Some reading on the Supreme Court’s campaign finance decision

I’ve been reading a bit about the decision (I’m reading it for a class next week I think – I’m, coincidentally, taking a First Amendment course this semester), and I wanted to share some real interesting reading that I’ve been doing in the blogointertubohighwayosphere. Here it is, in order:

Glenn Greenwald, one of, if not my favorite, political writer, wrote up a pretty provocative article on the decision. He takes both a self-described “First Amendment absolutist” stance to protect the First Amendment and also a practical, pragmatic look at what McCain-Feingold did and (more importantly) didn’t do. Read it here.

He wrote a follow-up to this post, after getting semi-berated by his own commentators. Read the follow-up here.

In response, Professor Lawrence Lessig, one of my legal intellectual heroes, issued a rebuttal to Greenwald’s initial post. In it, he makes probably the most nuanced and interesting case against the decision that I think I’ve read to date. His critique is  similar to the common sense critiques that have come out of the liberal/progressive crowds in recent weeks. In addition, he does a great job of legally attacking the decision in a way that I haven’t heard many legal commentators do before. You can read it here.

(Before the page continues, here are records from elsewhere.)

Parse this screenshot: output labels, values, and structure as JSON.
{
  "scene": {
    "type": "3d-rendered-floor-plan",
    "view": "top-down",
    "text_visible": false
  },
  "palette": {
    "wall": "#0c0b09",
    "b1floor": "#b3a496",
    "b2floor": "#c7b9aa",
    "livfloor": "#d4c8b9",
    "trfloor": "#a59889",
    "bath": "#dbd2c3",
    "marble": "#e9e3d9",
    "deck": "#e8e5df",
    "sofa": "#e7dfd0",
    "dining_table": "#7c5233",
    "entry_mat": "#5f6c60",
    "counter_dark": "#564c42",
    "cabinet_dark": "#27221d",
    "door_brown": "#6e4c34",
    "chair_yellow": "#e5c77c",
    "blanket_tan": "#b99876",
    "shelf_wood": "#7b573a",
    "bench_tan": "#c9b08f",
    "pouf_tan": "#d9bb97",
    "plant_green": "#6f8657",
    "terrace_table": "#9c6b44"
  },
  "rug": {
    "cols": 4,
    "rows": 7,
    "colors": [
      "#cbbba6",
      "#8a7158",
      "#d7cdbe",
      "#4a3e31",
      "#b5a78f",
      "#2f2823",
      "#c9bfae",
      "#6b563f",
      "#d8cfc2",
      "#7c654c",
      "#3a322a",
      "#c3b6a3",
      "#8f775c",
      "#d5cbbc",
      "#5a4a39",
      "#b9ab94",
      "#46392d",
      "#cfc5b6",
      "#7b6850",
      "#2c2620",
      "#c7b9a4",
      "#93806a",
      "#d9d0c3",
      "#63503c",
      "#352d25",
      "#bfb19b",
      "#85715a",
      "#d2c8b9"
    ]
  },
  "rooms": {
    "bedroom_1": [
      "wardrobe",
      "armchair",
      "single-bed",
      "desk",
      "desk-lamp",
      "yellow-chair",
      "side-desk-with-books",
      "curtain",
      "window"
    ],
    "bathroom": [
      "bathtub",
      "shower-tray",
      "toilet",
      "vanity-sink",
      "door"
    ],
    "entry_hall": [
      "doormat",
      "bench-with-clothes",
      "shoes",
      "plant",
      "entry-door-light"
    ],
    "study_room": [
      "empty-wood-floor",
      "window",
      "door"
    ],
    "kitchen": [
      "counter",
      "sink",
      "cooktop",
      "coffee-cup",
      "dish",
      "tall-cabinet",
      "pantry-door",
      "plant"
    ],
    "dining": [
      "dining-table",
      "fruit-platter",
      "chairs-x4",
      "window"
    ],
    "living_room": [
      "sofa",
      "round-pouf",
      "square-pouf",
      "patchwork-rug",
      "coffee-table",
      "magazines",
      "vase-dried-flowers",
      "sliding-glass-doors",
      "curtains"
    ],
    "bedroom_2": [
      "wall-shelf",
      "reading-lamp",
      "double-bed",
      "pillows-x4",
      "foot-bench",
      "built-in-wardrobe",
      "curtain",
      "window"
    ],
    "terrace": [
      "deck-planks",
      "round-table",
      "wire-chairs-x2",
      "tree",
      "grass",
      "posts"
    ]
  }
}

The crux of Lessig’s argument is the analogy he makes to Russ v. Sullivan, a 1991 Supreme Court decision upholding limits on doctors’ speech. In it, the Supreme Court said that that there was no First Amendment problem with state regulations that prevented doctors from providing certain kinds of speech/advice to their patience in family planning clinics that have received some federal funding. The logic? Since they received some government funds, the government has the right to restrict their speech in a way that wouldn’t be constitutional if they were completely free from government finance.

If that decision holds water, why not, then, can’t the government also restrict the speech of corporations that it creates? Corporations are not persons in the same way that human beings are, insofar as the rights they are afforded aren’t inalienable by virtue of their divine (or secular?) creation. Rather, they are creations of the state – the state has allowed them to exist, structured the rules by which they exist, and has regulated them in ways that it cannot regulate human beings. Why not, then, can it also restrict their speech? Read Lessig’s response for a more detailed analysis.